Its style of instruction has also changed: from the classical theatre in the "Emperor's Theatre School" to workshops under renowned stage director Vsevolod Meyerhold in the 1910s and 1920s, through to its current approach.

Well-known actor Georgiy Zhzhonov trained as an actor at the school (variously referred to as "Leningrad Theatrical School" and "Leningrad State Theatre College" in the sources) under director Sergei Gerasimov in the 1930s, graduating in 1935.

== Location ==
The institute occupies historic buildings built in the early 20th century. Its main building, a three-storey building at 34 Mokhovaya Street, is an example of modern architecture.
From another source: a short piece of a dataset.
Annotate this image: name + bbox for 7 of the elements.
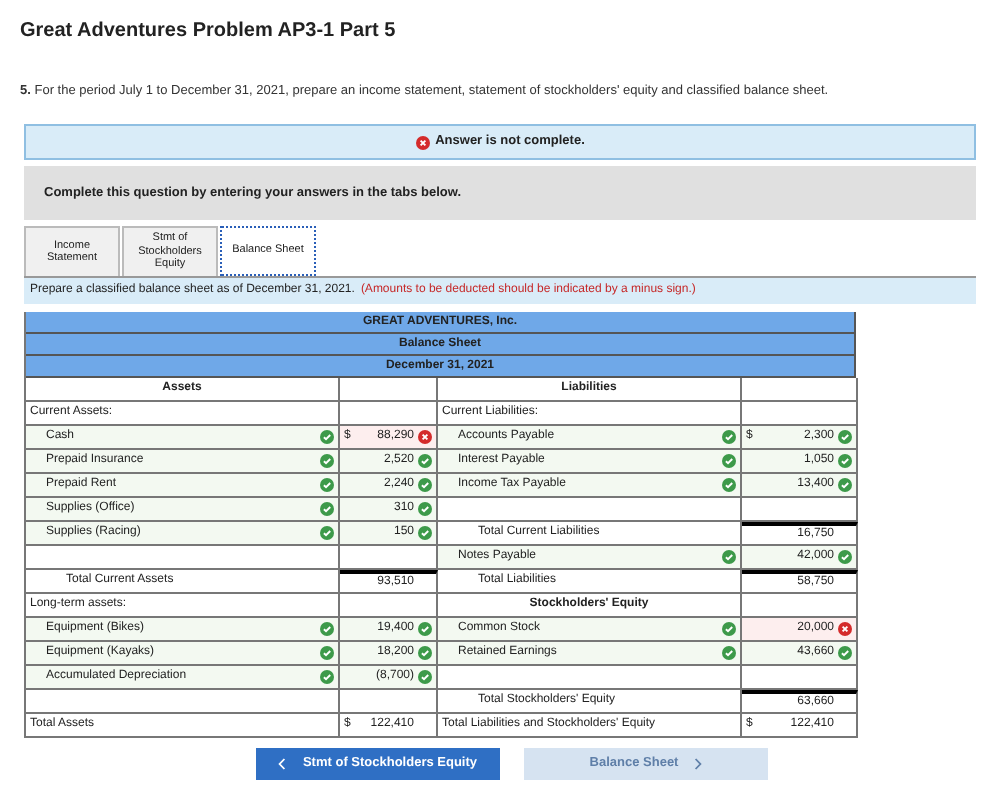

The building was constructed between 1902 and 1904 by Jules-Louis-Auguste Benois and Aleksandr Vladovsky, and became the home of N. V. Bezobrazova, wife of Russian general Vladimir Mikhailovich Bezobrazov. In 1922, after the Russian Revolution, the building was given to the Bryantsev Youth Theatre, and in 1962 to LGITMiK.

==Instruction==
It is the largest professional theatre school in Europe, with faculty numbering more than 330, around 230 support staff, and over 1550 students. The institute teaches along similar lines as the Russian Academy of Theatre Arts in Moscow.

Along with instruction in traditional classical theatre, the school employs the Stanislavsky method in its teaching, along with Meyerhold's principles of "biomechanics", and elements of the teachings of Nikolai Demidov, Mikhail Butkevich, and Michael Chekhov.

It offers BA, MA, and doctorate level as well as non-degree courses, and provides instruction in directing, acting, set design, тесhnology, theatre studies, production, criticism and theatre management. It covers a range of performing arts: drama, musical theatre, puppetry, variety shows, and television.

The institute also hosts various international festivals, conferences and competitions, as well as student and teacher exchange programs.

== Former staff and alumni ==
- Alexander Meiselman (1900–1938), taught theatre history until being arrested in 1937
- Professor Anatoly Altschuller (1922–1996) was a theatre historian. He attended the Ostrovsky Theatre Institute after World War II and graduated in 1948, returning as a research fellow in 1954.
- Edward Rozinsky, theatre director, choreographer, playwright, and physical theatre specialist, taught mime and acting at the Leningrad Institute of Theatre, Music, and Cinematography before moving to the United States.